Looks like NASA's Chief Scientist Ellen Stofan may have over-estimated how long it would take to find extraterrestrial organisms. For the first time in the history of astronomy, scientists have discovered two complex organic molecules, which is vital to the formation of life as we know it, outside of our solar system. Researchers at the Harvard-Smithsonian Center for Astrophysics in Cambridge, Massachusetts actually found three forms of cyanide -- specifically hydrogen cyanide (HCN), methyl cyanide (CH3CN), and cyanoacetylene (HC3N) -- circling a star known as MWC 480. These are the same sorts of chemicals (and in the same concentrations!) that were present in comets orbiting our own solar system back when life here got its start. And while cyanide is super-duper toxic to living organisms, it's absolutely necessary for life's formation. In short, this discovery is a huge deal because it means that the seeds of life aren't confined to Sol alone.

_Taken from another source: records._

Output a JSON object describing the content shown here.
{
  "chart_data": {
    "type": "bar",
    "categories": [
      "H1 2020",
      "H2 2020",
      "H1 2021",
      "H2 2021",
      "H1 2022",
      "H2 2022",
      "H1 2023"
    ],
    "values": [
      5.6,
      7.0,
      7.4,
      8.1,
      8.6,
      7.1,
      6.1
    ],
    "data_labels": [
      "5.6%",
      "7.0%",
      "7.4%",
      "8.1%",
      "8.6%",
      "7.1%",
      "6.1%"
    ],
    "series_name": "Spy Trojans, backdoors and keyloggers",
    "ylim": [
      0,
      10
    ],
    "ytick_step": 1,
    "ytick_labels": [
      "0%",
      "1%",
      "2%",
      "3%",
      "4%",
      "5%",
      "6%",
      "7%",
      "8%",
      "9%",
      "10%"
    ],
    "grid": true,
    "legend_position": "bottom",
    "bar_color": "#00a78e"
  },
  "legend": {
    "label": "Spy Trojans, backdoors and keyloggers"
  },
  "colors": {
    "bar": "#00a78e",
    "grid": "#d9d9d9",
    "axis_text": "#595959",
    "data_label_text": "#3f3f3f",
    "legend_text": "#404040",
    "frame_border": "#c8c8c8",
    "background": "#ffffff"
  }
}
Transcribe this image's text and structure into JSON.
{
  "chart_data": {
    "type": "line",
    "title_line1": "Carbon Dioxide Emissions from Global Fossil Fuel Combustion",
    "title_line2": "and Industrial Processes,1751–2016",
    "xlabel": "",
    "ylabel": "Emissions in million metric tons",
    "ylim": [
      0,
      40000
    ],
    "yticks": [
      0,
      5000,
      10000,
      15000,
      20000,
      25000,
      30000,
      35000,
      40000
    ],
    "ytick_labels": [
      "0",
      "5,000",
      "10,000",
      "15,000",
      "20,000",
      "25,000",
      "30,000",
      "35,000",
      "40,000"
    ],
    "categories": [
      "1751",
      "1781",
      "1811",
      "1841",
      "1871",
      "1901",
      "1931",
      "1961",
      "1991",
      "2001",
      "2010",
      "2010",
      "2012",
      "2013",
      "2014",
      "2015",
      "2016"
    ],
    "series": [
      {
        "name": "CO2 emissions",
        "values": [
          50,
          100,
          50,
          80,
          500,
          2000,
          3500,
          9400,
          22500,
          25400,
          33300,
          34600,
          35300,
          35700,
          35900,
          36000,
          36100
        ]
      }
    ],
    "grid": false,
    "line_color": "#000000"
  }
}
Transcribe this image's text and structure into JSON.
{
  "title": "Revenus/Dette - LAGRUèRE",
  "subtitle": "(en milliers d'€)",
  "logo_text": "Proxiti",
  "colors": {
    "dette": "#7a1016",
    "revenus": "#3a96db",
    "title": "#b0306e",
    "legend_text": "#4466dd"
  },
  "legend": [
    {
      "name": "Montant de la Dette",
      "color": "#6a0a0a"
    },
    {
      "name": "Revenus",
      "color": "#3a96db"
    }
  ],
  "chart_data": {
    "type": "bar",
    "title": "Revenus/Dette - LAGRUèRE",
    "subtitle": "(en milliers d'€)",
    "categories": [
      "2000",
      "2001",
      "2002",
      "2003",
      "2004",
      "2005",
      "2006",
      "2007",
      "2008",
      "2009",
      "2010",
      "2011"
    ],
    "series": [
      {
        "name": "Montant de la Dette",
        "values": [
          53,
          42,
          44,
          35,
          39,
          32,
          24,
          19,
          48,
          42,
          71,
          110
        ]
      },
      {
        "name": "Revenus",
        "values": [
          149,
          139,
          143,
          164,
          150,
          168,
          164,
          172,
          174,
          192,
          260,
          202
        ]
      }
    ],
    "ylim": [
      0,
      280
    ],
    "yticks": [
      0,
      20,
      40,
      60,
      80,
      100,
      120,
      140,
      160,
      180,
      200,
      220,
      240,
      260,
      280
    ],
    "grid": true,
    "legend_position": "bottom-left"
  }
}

"We know that the solar system isn't unique in its number of planets or abundance of water," Harvard-Smithsonian astrochemist Karin Öberg said in a statement. "Now we know that we're not unique in organic chemistry. From a life in the universe point of view, this is great news."

The star's practically a newborn (only a million years old or so) and is located in the Taurus constellation, just 450 light-years from Earth. While we have found the more basic HCN compounds elsewhere in the galaxy, this is the first time we've spotted its two more complicated cousins outside of our own solar system.